Guardianship issues also need to be sorted out for parents with kids who are minors. In case of a casualty where both parents die, a minor child could end up in foster care in the absence of proper documentation. Grandparents or relatives might not be able to claim the child.

The Chinese generally have an aversion to any conversations about wills or estate planning. Chan, who was with TD Asset Management in 1995, conducted a lot of seminars to educate this group. TD created the first Asian hotline providing Cantonese and Mandarin phone service where people could call and seek financial help.

But attitudes have gradually changed. Immigrants who’ve been in Canada for four-to-five years now want stable incomes, not windfalls. “They’re more willing to listen,” Chan says.

Most immigrants, according to Agrawal, also don’t know much about testamentary wills, and with their “ordinary will” could end up losing wealth to people outside the family tree. “Say A and B are married and have kids, C and D. A dies. B then remarries E. Then B dies.

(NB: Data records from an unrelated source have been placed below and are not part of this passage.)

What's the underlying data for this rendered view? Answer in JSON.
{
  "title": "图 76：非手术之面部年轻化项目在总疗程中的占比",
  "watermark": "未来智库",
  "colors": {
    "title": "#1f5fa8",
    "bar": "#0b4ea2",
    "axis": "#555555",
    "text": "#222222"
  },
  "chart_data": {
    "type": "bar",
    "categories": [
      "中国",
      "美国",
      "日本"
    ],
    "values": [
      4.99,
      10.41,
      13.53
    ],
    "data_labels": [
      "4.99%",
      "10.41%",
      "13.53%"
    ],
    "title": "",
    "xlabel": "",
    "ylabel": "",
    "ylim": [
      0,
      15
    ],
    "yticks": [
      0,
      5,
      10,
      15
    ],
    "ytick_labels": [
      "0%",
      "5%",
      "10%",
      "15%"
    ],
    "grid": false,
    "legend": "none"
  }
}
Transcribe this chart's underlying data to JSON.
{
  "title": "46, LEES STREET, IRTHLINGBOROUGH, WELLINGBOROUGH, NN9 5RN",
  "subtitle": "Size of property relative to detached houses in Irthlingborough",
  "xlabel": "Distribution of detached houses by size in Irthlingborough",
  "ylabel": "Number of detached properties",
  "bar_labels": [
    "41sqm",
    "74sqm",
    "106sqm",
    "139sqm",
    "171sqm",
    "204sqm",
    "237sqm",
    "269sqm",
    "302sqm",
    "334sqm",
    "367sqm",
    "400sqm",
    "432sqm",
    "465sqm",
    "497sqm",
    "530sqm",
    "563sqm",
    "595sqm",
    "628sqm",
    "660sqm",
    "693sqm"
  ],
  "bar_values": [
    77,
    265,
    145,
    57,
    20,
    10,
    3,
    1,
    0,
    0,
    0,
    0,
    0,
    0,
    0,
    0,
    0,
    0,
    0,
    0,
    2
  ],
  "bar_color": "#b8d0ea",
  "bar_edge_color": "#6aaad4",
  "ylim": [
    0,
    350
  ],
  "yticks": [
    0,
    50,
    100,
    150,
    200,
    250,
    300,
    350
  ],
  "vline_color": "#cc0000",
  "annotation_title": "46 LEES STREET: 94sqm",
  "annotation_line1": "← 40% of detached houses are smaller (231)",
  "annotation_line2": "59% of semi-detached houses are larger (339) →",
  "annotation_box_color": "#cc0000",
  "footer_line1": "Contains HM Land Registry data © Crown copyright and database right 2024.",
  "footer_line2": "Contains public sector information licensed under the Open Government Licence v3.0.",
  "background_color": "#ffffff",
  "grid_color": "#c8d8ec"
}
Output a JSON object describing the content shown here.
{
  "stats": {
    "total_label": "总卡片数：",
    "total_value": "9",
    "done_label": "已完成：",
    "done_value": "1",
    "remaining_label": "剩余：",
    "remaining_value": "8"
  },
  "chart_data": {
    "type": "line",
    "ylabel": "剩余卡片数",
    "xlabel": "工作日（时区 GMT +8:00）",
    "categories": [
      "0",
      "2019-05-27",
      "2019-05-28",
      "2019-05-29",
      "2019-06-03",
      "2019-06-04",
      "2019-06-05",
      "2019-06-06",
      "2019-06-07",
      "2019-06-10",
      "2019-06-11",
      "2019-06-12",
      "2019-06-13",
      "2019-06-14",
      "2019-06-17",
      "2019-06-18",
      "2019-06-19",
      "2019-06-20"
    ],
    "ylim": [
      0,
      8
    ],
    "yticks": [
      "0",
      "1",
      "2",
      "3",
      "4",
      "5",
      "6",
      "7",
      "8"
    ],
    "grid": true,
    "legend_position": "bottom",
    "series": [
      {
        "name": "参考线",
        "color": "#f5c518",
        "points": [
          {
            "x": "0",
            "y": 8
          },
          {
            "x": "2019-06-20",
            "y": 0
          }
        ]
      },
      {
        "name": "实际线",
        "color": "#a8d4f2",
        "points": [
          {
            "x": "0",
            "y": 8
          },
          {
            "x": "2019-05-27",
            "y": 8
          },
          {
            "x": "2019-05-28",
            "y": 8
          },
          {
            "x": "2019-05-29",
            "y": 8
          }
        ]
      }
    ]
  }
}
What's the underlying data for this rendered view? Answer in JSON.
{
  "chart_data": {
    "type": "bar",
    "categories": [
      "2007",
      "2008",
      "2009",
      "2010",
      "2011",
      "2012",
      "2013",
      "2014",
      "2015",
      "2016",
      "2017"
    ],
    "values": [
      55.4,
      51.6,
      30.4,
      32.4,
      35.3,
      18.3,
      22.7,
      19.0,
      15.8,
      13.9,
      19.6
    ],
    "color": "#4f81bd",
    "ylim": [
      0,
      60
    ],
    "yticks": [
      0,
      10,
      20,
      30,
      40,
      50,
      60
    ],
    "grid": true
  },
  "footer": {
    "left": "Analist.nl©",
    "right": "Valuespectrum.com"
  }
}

If the will doesn’t specify otherwise, the money may bypass C and D and flow to E,” he explains.

In order to avoid such cruel surprises, newcomers need to diligently seek professional help. As Agrawal puts it, “They must first understand they have limited knowledge about the Canadian regime. And then they must learn the laws in order to grow and protect their wealth.”

For their part, advisors need to stop planning for immigrants as they’d traditionally do for their Canadian clients. Varied global contexts and individual circumstances warrant customized advice for people from multiple regimes and tax jurisdictions.